FIQH QURBAN
(Arti, Sejarah, dan Hikmahnya)[1]
Oleh:
DR.H.Achmad Zuhdi Dh,M.Fil I[2]
Pengertian Qurban
Kata qurban,
diambil dari kata qaruba(fi’il madhi) – yaqrabu(fi’il mudhari’)
– qurban wa qurbanan(mashdar), yang berarti mendekati atau
menghampiri. Menurut Ibn Mandzur, qurban yaitu sesuatu yang digunakan untuk
mendekatkan diri kepada Allah.[3]
Menurut istilah, qurban adalah
segala sesuatu yang digunakan untuk mendekatkan diri kepada Allah baik berupa
hewan sembelihan maupun yang lainnya.[4]
Dalam bahasa Arab, hewan qurban disebut juga dengan istilah udhhiyah atau
dhahiyah, dengan bentuk jamaknya al-adhahi. Kata ini diambil
dari kata dhuha, yaitu waktu matahari mulai tegak yang disyariatkan
untuk melakukan penyembelihan kurban. Dari sini maka hari penyembelihan hewan
qurban kemudian dinamakan dengan Yaum ‘al-Adha.[5]

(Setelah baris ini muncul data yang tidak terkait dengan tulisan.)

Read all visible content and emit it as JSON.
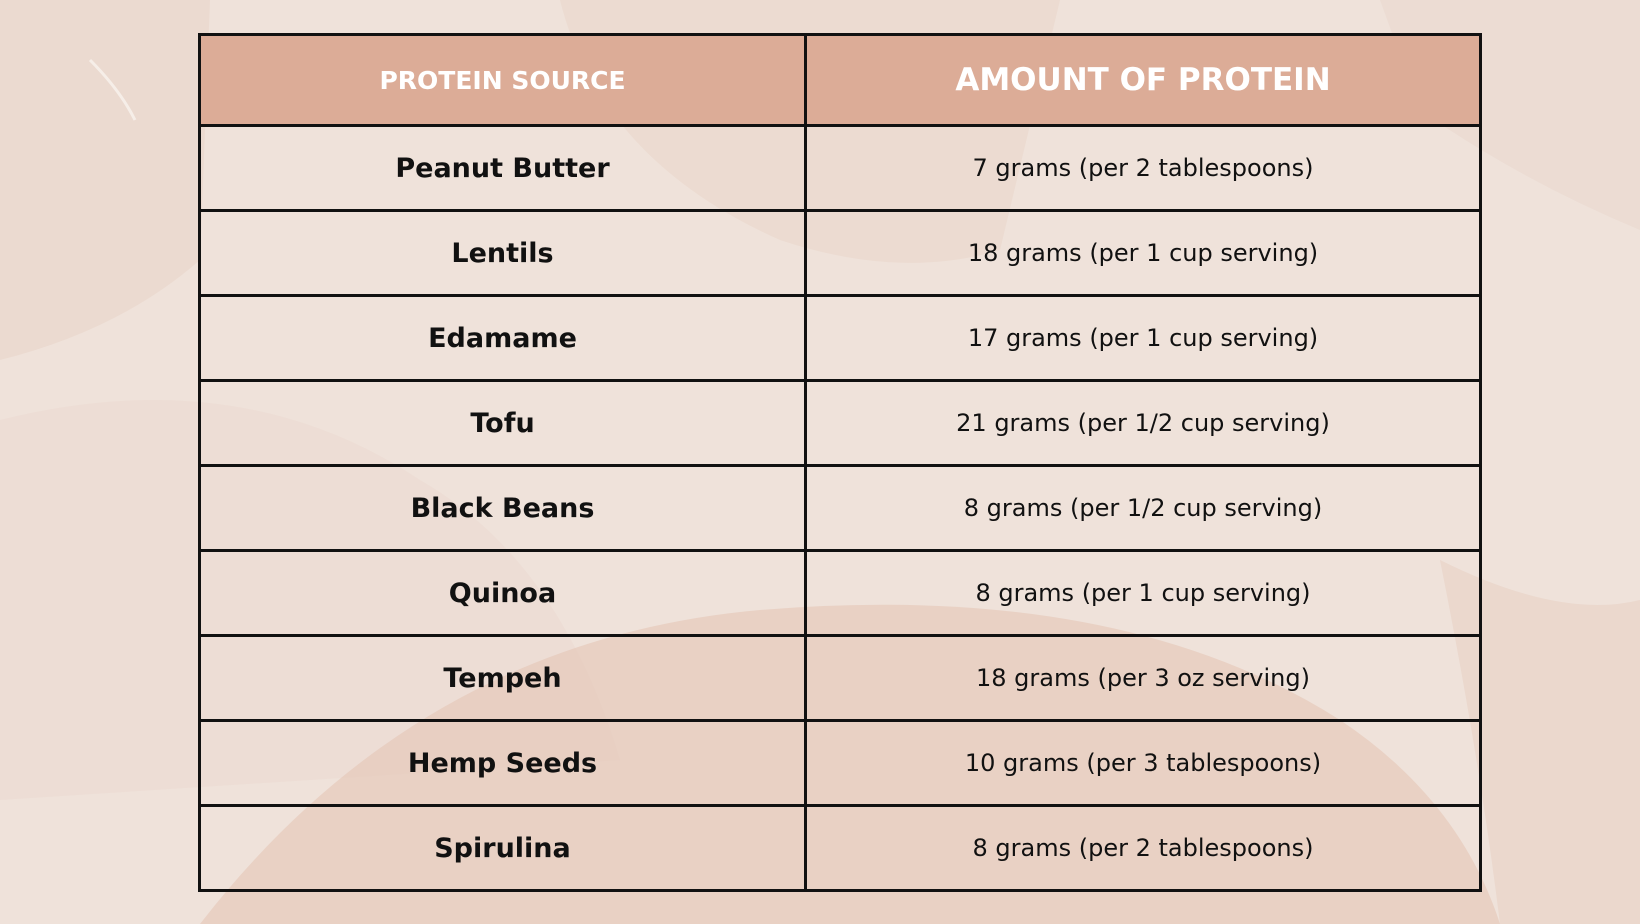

Ibnu Mandzur menulis dalam Lisan
al-‘Arab tentang makna udhhiyah sebagai berikut:
“Kambing
yang disembelih pada waktu dhahwah, yaitu kala matahari agak meninggi dan
sesudahnya.”
Menurut Sayyid Sabiq, Udh-hiyah adalah
hewan kurban (unta, sapi, dan kambing) yang disembelih pada hari raya Qurban
dan hari-hari tasyriq sebagai taqarrub (pendekatan diri) kepada Allah
Swt.[7]
Dalam istilah yang populer,
hewan-hewan kurban disebut dengan hewan adhahi ( أضاحي ), yaitu hewan (unta, sapi, dan kambing) yang
disembelih untuk ibadah ritual pada
tanggal 10 Dzulhijjah setelah usai shalat ‘Idul Adha hingga tanggal 13 bulan
Dzulhijjah.
Sejarah Qurban
Jika
dirunut secara historis, peristiwa penyembelihan hewan kurban ini terjadi sejak
jaman Nabi Adam As sampai Nabi Muhammad SAW dan umatnya. Pada zaman Nabi Adam,
kisahnya terdapat pada Surat Al-Maidah ayat 27:
وَاتْلُ
عَلَيْهِمْ نَبَأَ ابْنَيْ آدَمَ بِالْحَقِّ إِذْ قَرَّبَا قُرْبَانًا فَتُقُبِّلَ
مِنْ أَحَدِهِمَا وَلَمْ يُتَقَبَّلْ مِنَ الْآخَرِ قَالَ لَأَقْتُلَنَّكَ قَالَ
إِنَّمَا يَتَقَبَّلُ اللَّهُ مِنَ الْمُتَّقِينَ
“Ceritakanlah kepada mereka kisah kedua putera Adam
(Habil dan Qabil) menurut yang sebenarnya, ketika keduanya mempersembahkan
kurban, maka diterima dari salah seorang dari mereka berdua (Habil) dan tidak
diterima dari yang lain (Qabil). Ia berkata (Qabil): "Aku pasti
membunuhmu!". Berkata Habil: "Sesungguhnya Allah hanya menerima
(korban) dari orang-orang yang bertakwa".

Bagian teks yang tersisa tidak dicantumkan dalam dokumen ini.